Proust scriveva: “Non esistono forse giorni della nostra infanzia che abbiamo vissuti tanto pienamente come quelli che abbiamo creduto di aver trascorso senza vivere, in compagnia d’un libro prediletto”.

 

In attesa del reading di biblioterapia integrata CAMILLE CLAUDEL: primo operaio della scultura interiore il 17 settembre, entro la seconda edizione del Festival della biblioterapia a Laveno-Mombello “L’Umano raccontare”, condividiamo alcune riflessioni sull’appuntamento scorso del 2021 che ha visto l’artista Frida Kahlo come protagonista.

Neve Mazzoleni, storica dell’arte e filosofa, inquadra le motivazioni del reading che si avvale della forza delle parole, integrate alle arti visive che lavorano sul simbolico, insieme alla musica, in un approccio sinestetico, molto funzionale alla pratica della biblioterapia.

 

Il lavoro su Frida Kahlo

Abbiamo scelto l’artista Frida Kahlo (Città del Messico 1907-1954) in prima istanza per la sua riconoscibilità: è un’icona pop, come l’attrice Marylin Monroe, che campeggia su poster di arredo, in campagne pubblicitarie, come soggetto decorativo sugli abiti.  Ci si può permettere di non conoscere la sua poetica creativa, di non avere nozioni di arte contemporanea, pur di fronte a una personalità conosciuta da molti.

In qualche modo questa scelta è stata il nostro “cavallo di Troia” per avvicinare il pubblico a qualcuno di noto.

Frida, però, aldilà della sua immagine esotica, colorata, eccentrica, ha vissuto una vita molto densa, intessuta di relazioni importanti con personalità della storia e della cultura internazionali della prima metà del Novecento. Soprattutto è stata una pittrice che ha innovato soluzioni estetiche nelle arti visive, rielaborandole con un personale approccio che ha attinto proprio dalla sua biografia.
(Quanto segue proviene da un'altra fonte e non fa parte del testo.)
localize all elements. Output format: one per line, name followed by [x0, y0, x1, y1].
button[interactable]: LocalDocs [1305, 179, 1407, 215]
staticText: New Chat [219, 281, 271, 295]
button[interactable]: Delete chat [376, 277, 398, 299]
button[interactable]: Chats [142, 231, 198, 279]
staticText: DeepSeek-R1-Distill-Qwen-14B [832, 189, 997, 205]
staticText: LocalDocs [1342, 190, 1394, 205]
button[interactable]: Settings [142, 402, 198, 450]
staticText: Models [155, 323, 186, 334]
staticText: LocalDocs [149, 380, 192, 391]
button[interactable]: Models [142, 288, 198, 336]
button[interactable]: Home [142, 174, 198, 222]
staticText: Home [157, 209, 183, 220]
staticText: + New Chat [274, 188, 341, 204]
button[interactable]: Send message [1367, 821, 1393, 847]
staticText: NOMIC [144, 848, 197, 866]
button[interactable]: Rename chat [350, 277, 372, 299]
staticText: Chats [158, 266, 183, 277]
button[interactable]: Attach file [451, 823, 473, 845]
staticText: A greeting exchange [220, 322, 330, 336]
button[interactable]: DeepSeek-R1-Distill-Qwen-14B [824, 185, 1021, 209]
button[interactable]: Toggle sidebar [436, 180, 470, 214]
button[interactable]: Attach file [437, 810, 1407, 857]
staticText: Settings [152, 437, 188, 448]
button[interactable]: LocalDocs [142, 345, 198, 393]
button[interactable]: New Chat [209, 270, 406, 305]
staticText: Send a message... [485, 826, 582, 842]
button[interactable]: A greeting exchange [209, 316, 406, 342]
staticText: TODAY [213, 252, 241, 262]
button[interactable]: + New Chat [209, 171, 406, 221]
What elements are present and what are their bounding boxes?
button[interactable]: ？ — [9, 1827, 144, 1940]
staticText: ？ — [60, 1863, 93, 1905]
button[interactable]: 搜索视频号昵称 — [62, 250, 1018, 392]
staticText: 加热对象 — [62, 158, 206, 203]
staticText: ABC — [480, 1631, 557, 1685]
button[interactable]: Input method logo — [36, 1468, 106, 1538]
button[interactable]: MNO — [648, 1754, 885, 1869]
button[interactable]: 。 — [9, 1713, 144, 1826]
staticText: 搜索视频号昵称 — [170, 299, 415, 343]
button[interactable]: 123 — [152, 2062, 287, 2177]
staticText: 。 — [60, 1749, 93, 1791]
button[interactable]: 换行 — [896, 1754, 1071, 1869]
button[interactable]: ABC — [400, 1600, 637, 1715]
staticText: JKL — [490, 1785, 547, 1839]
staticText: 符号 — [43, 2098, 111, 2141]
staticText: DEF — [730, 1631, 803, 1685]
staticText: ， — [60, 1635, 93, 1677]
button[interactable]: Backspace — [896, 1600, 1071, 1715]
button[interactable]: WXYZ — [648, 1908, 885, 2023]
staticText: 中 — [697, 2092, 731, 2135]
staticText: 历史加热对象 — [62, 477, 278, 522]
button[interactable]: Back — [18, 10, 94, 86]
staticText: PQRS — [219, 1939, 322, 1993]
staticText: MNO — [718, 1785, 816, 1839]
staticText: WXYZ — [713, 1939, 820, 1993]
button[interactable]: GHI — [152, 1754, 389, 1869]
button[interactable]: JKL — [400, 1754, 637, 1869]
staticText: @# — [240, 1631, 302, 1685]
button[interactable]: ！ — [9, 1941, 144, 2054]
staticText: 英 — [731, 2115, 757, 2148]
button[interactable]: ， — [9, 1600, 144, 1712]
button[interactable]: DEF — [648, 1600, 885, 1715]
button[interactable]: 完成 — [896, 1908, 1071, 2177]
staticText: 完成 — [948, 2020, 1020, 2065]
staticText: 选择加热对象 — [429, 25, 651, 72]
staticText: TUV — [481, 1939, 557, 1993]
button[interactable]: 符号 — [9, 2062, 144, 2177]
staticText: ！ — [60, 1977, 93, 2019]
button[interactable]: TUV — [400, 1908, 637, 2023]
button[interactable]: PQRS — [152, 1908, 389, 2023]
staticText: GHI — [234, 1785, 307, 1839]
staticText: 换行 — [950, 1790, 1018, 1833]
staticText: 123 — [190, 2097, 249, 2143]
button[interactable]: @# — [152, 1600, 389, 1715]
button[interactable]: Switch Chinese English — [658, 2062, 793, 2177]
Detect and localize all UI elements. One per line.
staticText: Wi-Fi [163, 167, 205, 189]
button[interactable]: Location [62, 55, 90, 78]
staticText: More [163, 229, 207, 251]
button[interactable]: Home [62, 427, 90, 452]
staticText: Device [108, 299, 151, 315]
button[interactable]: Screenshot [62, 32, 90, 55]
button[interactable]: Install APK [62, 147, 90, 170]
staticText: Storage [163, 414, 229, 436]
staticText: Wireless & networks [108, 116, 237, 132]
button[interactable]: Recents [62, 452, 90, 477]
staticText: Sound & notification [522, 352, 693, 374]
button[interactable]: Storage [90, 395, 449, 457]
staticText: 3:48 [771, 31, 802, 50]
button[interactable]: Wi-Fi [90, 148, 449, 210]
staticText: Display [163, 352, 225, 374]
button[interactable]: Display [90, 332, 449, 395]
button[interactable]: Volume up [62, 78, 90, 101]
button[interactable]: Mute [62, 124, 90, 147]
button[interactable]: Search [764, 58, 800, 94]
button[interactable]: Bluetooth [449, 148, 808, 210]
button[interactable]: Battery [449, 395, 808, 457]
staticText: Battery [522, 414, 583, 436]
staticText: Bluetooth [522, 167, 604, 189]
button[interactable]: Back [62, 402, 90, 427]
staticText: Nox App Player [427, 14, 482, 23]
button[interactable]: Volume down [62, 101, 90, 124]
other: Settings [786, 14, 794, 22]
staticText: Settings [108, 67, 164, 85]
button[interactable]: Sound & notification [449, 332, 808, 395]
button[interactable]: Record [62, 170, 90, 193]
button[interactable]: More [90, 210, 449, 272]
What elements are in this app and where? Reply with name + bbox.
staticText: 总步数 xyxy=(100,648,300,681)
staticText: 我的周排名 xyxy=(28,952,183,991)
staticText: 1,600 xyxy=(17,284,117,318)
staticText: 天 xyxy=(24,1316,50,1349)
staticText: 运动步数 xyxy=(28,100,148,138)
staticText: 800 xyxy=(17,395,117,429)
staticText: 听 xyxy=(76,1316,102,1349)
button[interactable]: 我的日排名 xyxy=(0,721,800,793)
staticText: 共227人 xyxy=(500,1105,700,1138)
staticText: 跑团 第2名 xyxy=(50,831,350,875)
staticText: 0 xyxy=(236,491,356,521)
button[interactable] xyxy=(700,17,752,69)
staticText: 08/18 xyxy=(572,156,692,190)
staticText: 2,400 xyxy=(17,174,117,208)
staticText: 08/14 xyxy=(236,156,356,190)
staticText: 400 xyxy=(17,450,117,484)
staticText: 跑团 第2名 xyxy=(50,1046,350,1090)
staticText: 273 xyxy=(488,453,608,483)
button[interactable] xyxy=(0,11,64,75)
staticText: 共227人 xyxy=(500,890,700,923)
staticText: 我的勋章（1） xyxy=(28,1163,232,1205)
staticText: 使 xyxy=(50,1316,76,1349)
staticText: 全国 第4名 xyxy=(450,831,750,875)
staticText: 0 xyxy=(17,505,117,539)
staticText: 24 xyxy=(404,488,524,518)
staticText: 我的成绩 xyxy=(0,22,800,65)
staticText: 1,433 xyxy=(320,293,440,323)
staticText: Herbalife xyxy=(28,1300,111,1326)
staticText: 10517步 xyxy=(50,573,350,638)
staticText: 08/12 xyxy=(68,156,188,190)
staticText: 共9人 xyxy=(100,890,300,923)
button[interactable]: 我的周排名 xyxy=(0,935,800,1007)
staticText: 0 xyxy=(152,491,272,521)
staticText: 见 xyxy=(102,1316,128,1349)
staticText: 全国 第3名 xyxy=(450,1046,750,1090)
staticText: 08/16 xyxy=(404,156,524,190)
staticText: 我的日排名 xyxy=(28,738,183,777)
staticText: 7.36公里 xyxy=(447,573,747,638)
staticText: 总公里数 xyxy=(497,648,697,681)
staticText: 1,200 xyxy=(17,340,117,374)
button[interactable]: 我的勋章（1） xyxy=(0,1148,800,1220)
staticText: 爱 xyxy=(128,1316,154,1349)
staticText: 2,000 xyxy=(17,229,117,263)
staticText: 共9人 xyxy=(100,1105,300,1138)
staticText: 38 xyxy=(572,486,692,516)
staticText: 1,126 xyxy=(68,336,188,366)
Questo il secondo elemento che ci ha convinto del percorrere questa strada, sicuramente in forte assonanza con la pratica della biblioterapia. Perché fortunatamente, Frida ha scritto diari e carteggi che documentano la sua sfera privata con la stessa intensità con la quale ha vissuto.

È stata una donna singolare ed esemplare perché è riuscita a rappresentare visivamente diverse dimensioni archetipe dell’essere umano e della donna: la politica, l’amore, il contrasto di genere, la femminilità, la maternità, la malattia, l’adulterio.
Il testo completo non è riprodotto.